For the second question, I believe is a bit of a physics group theory convention issue in how we are actually naming things. The centralizers of the unitary group have these factors of U(1)/Z2 floating around and its a little confusing. I'll try to explain it if I get the chance and if I remember.

edit:I think the general gist is that for instance U(2) (the global flavor symmetry group for u and d quarks) is locally isomorphic to something like SU(2) * U(1)/Z2 where the latter is something like a baryon number.

Its a group theory vs lie algebra sloppy physicist notation. For instance the real standard model group is not SU(3)*SU(2)*U(1), but actually something like S(U(3)*U(2))
 
Last edited:
Haelfix said:
something like a baryon number.
The other axial U(1) is spoiled by anomaly even with massless quarks so it does not help chiral perturbation.
 
Quite so, the axial U(1) is violated by instantons and this gives mass to one of the Goldstone bosons.
 
But I was thinking about an energy region before the electroweak symmetry has been broken. Then there truly are no mass terms for the fermions, and chiral symmetry is an exact SU(6) left X SU(6) right symmetry, which is spontaneously broken by the quark condensate. All the mesons would then presumably be the goldstone bosons of this broken symmetry.

Thanks for taking the time to reply by the way. I know that U(N) is homomorphic to SU(N) X U(1). Maybe we talk about approximate SU(3) flavour symmetry simply because we are used to working with SU(3) colour , when in actually fact it should be U(3).
 
So let's see.
we have U(3)*U(3) ~ SU(3) * SU(3) * U(1) * U(1).

The First U(1) is a vector current and associated with baryon number, which is exact and not approximate. The second U(1) is an axial current and anomalous.

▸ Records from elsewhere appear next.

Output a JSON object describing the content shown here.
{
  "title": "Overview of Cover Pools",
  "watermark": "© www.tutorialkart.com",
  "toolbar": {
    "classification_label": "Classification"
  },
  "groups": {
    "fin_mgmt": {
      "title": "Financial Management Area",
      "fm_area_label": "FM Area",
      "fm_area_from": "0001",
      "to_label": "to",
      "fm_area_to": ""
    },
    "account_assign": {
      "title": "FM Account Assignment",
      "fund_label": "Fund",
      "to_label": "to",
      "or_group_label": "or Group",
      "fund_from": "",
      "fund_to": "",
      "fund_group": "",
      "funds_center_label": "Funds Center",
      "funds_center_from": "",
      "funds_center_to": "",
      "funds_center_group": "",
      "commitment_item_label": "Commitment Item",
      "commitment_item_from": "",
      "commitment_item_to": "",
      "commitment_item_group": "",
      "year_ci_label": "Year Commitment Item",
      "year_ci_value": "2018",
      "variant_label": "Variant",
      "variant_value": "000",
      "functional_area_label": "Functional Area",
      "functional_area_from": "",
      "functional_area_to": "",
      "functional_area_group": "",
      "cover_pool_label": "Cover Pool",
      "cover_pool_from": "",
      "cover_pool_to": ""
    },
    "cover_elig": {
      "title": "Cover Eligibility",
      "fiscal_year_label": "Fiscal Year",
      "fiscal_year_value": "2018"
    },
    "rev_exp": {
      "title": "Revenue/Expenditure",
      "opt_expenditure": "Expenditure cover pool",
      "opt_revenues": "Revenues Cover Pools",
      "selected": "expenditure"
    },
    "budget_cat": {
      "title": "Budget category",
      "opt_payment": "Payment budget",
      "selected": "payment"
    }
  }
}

The part of that decomposition that is both approximate and spontaneously broken is thus the special unitary groups which breaks down to its diagonal subgroup, so it makes sense to talk about them.
 
Bobhawke said:
But I was thinking about an energy region before the electroweak symmetry has been broken. Then there truly are no mass terms for the fermions, and chiral symmetry is an exact SU(6) left X SU(6) right symmetry, which is spontaneously broken by the quark condensate. All the mesons would then presumably be the goldstone bosons of this broken symmetry.

In such a regime, chiral symmetry is restored, QCD is perturbative, and it no longer makes sense to talk about mesons and baryons!
 
Ok so at such high energies QCD matter is in the quark gluon plasma state, but surely that doesn't mean that the meson states don't exist in the theory, just that they arent excited. Or if they are, they quickly get torn apart. The mesons should still be the goldstone bosons of the broken symmetry, youre just not likely to see them at such high energies.